Minutes from the March 15-16 Fed meeting also showed a few participants worried that “high inflation and inflation expectations could become entrenched if the public began to question the Committee’s resolve.” to achieve its long-term inflation target of 2%. In other words, they want to let people know they’re ready to be tough.
This awareness is beginning to be felt in consumer actions. On Wednesday, consumer discretionary stocks fell 2.6% while consumer staples jumped 1.4%, one of the five biggest daily outperformers for commodities over the past 20 years. . The slump came as inflation saps consumer sentiment, White House medical adviser Anthony Fauci warned of a further Covid surge in the US and rising interest rates threaten the economy. appetite for expensive products.
The single largest outperformances occurred at the start of the pandemic, during the Great Recession and in the later stages of the dot-com meltdown. Overall, S&P 500 Consumer Discretionary stocks are now down 11.5% for the year, compared to a 0.7% gain for Consumer Staples, indicating that some investors are actually listening. fed.
Going forward, it is also important to consider the fate of megacap tech stars. As megacap tech goes, so does the market — and rightly so because it’s about a quarter of the S&P 500 by market weight. Apple Inc., Microsoft Corp., Amazon.com Inc., Tesla Inc., Alphabet Inc. and Nvidia Corp. all took significant hits on Wednesday, with Nvida slumping the most since March 7.

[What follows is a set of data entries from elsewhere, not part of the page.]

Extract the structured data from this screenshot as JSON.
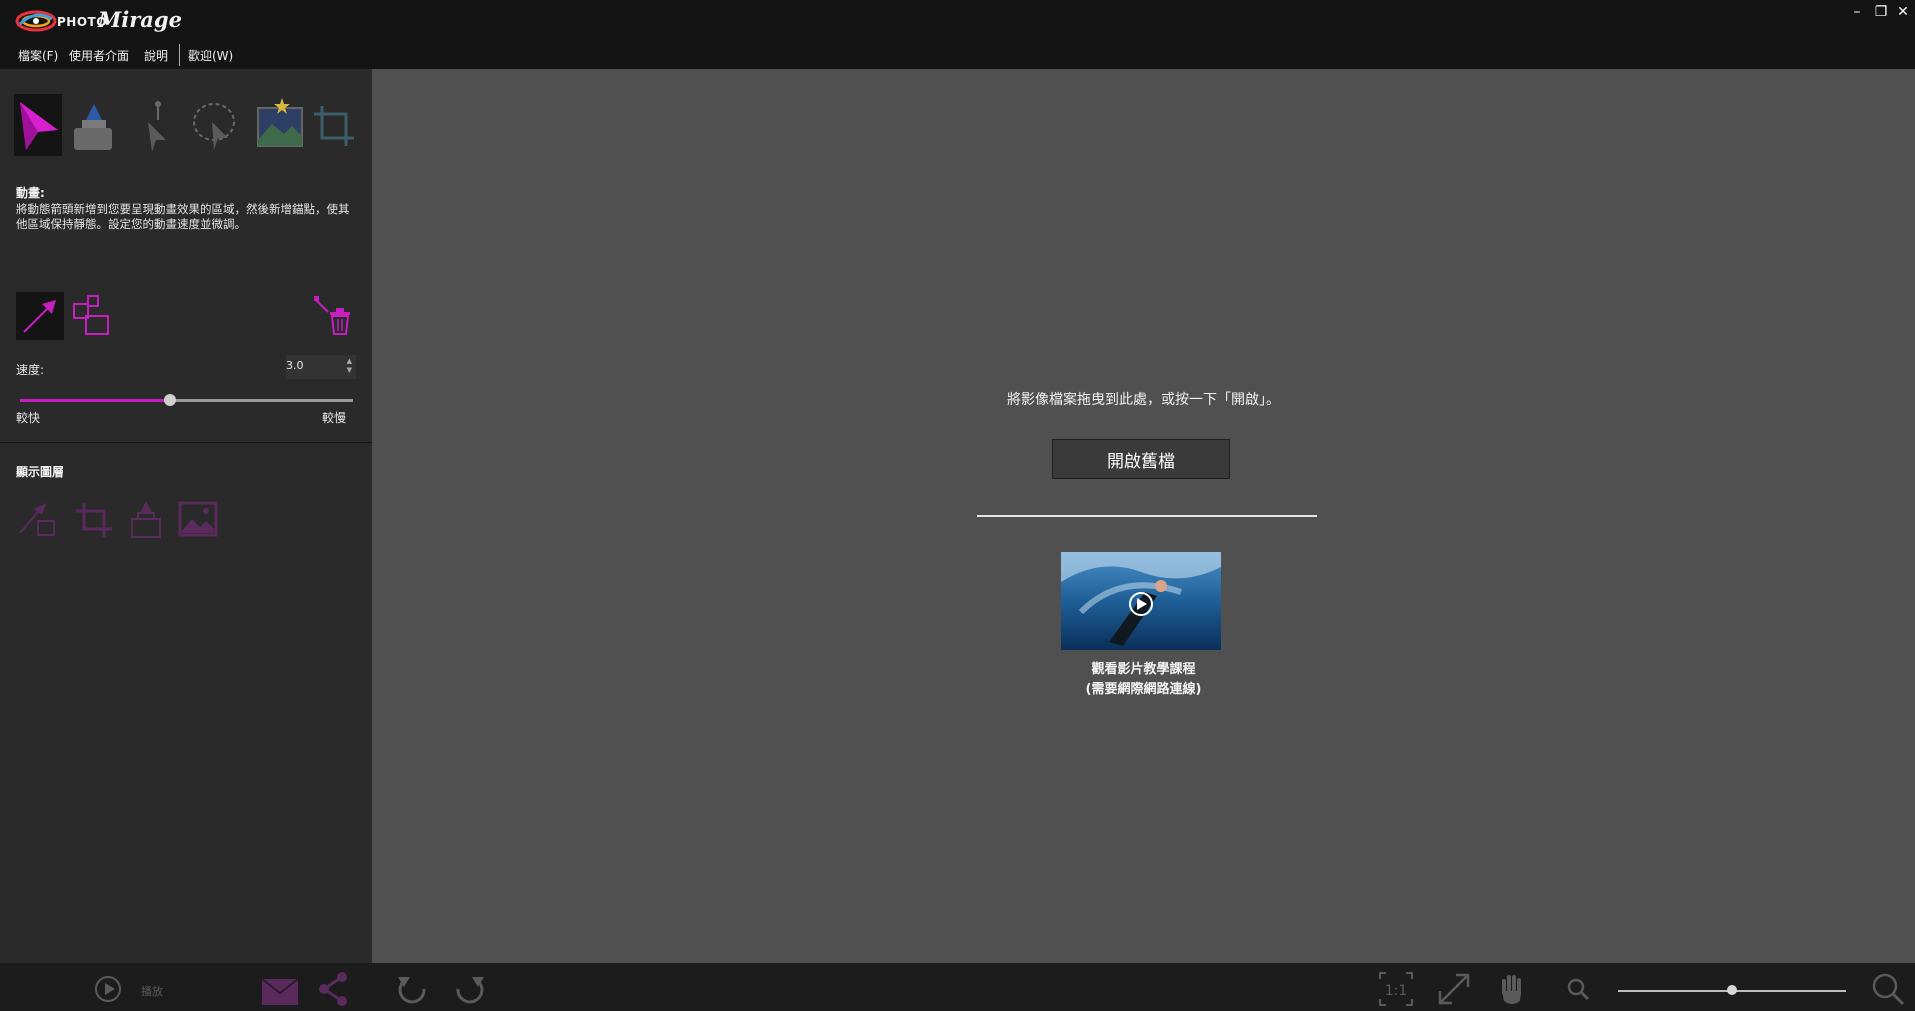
{
  "app": {
    "logo_prefix": "PHOTO",
    "logo_name": "Mirage",
    "window_controls": [
      "–",
      "❐",
      "✕"
    ]
  },
  "menu": [
    {
      "label": "檔案(F)"
    },
    {
      "label": "使用者介面"
    },
    {
      "label": "說明"
    },
    {
      "label": "歡迎(W)"
    }
  ],
  "tools": [
    {
      "name": "animate-tool",
      "icon": "animate-arrow-icon",
      "active": true
    },
    {
      "name": "mask-tool",
      "icon": "mask-brush-icon",
      "active": false
    },
    {
      "name": "anchor-tool",
      "icon": "anchor-point-icon",
      "active": false
    },
    {
      "name": "selection-tool",
      "icon": "lasso-selection-icon",
      "active": false
    },
    {
      "name": "sky-tool",
      "icon": "sky-image-icon",
      "active": false
    },
    {
      "name": "crop-tool",
      "icon": "crop-icon",
      "active": false
    }
  ],
  "animate_section": {
    "title": "動畫:",
    "description": "將動態箭頭新增到您要呈現動畫效果的區域，然後新增錨點，使其他區域保持靜態。設定您的動畫速度並微調。"
  },
  "speed": {
    "label": "速度:",
    "value": "3.0",
    "slider_fraction": 0.45,
    "min_label": "較快",
    "max_label": "較慢"
  },
  "layers": {
    "title": "顯示圖層"
  },
  "canvas": {
    "drop_hint": "將影像檔案拖曳到此處，或按一下「開啟」。",
    "open_button": "開啟舊檔",
    "video_line1": "觀看影片教學課程",
    "video_line2": "(需要網際網路連線)"
  },
  "bottom": {
    "play_label": "播放",
    "zoom_fraction": 0.5
  },
  "colors": {
    "accent": "#c51fbf",
    "panel": "#2a2a2a",
    "canvas": "#505050",
    "chrome": "#141414"
  }
}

As my Bloomberg Opinion colleague and former New York Fed Chairman Bill Dudley wrote on Wednesday, the Fed conveys policy through financial conditions, including the stock market. “The price of stocks influences the degree of wealth” of people. They play an important role in influencing the consumer economy and ultimately inflation. If equities remain resilient, the Fed will likely end up raising interest rates even more aggressively.
But at least now there are signs that the market is beginning to understand this and may not be the stumbling block tripping up the Fed.
This column does not necessarily reflect the opinion of the Editorial Board or of Bloomberg LP and its owners.
Jonathan Levin has worked as a Bloomberg reporter in Latin America and the United States, covering finance, markets, and mergers and acquisitions. Most recently, he served as the company’s Miami office manager. He holds the CFA charter.